Corona-Krise:

Kopfweh bei kleinen Bier-Brauern

Zwei Dutzend Brauereien gibt es in Niederösterreich - in der Krise saßen viele von ihnen auf dem Trockenen und kämpften mit Umsatzeinbußen bis zu 70 Prozent.

Die Absage von Veranstaltungen, weniger Kunden auf den Märkten und natürlich die Zwangspause für die Gastronomie - vor allem kleine Brauer haben es derzeit nicht leicht. „Dass sich die Lage gerade im März so verschärft hat, war bitter für uns“, sagt Evelyn Bäck, die mit ihrem Lebensgefährten Gwaël Gauthier die Hopfenspinnerei auf Schloss Walpersdorf samt Shop in St. Pölten betreibt. Denn nach dem Weihnachtsgeschäft ist der März mit Frühlings- und Designmärkten für die Craft-Beer-Szene normalerweise die wichtigste Zeit im Jahr.

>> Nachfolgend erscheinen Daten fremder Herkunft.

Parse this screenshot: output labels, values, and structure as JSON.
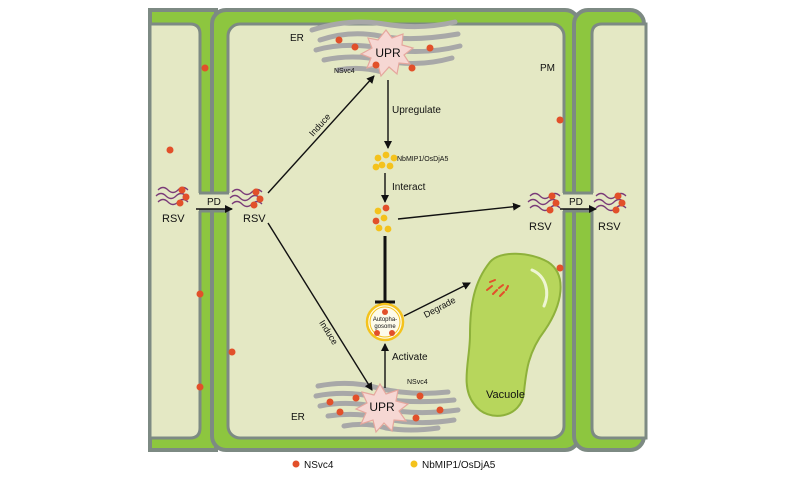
{
  "labels": {
    "er_top": "ER",
    "er_bottom": "ER",
    "pm": "PM",
    "upr_top": "UPR",
    "upr_bottom": "UPR",
    "nsvc4_top": "NSvc4",
    "nsvc4_bottom": "NSvc4",
    "upregulate": "Upregulate",
    "nbmip": "NbMIP1/OsDjA5",
    "interact": "Interact",
    "induce_top": "Induce",
    "induce_bottom": "Induce",
    "pd_left": "PD",
    "pd_right": "PD",
    "rsv_left": "RSV",
    "rsv_center": "RSV",
    "rsv_right": "RSV",
    "rsv_far_right": "RSV",
    "autophagosome_line1": "Autopha-",
    "autophagosome_line2": "gosome",
    "degrade": "Degrade",
    "activate": "Activate",
    "vacuole": "Vacuole"
  },
  "legend": [
    {
      "label": "NSvc4",
      "color": "#e2502a"
    },
    {
      "label": "NbMIP1/OsDjA5",
      "color": "#f4c21c"
    }
  ],
  "colors": {
    "cell_wall": "#8dc63f",
    "cell_wall_outline": "#7d8a83",
    "cytoplasm": "#e4e8c4",
    "er": "#a8a8a8",
    "upr_burst": "#f6d7d3",
    "nsvc4": "#e2502a",
    "nbmip": "#f4c21c",
    "vacuole": "#b7d65c",
    "rna": "#7a3b78"
  }
}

Doch heuer: Umsatzeinbußen um die 70 Prozent. Braumeisterin Bäck: „Wir haben auch vorproduzierte Ware entsorgen müssen, da sich unsere unfiltrierten, unpasteurisierten Bierspezialitäten nicht lange halten.“ Aufwendige Handarbeit, hochqualitative Rohstoffe und geringe Margen sind in Zeiten einer Krise kein gutes Rezept. Dazu kommt, dass sich viele von der Politik vernachlässigt fühlen.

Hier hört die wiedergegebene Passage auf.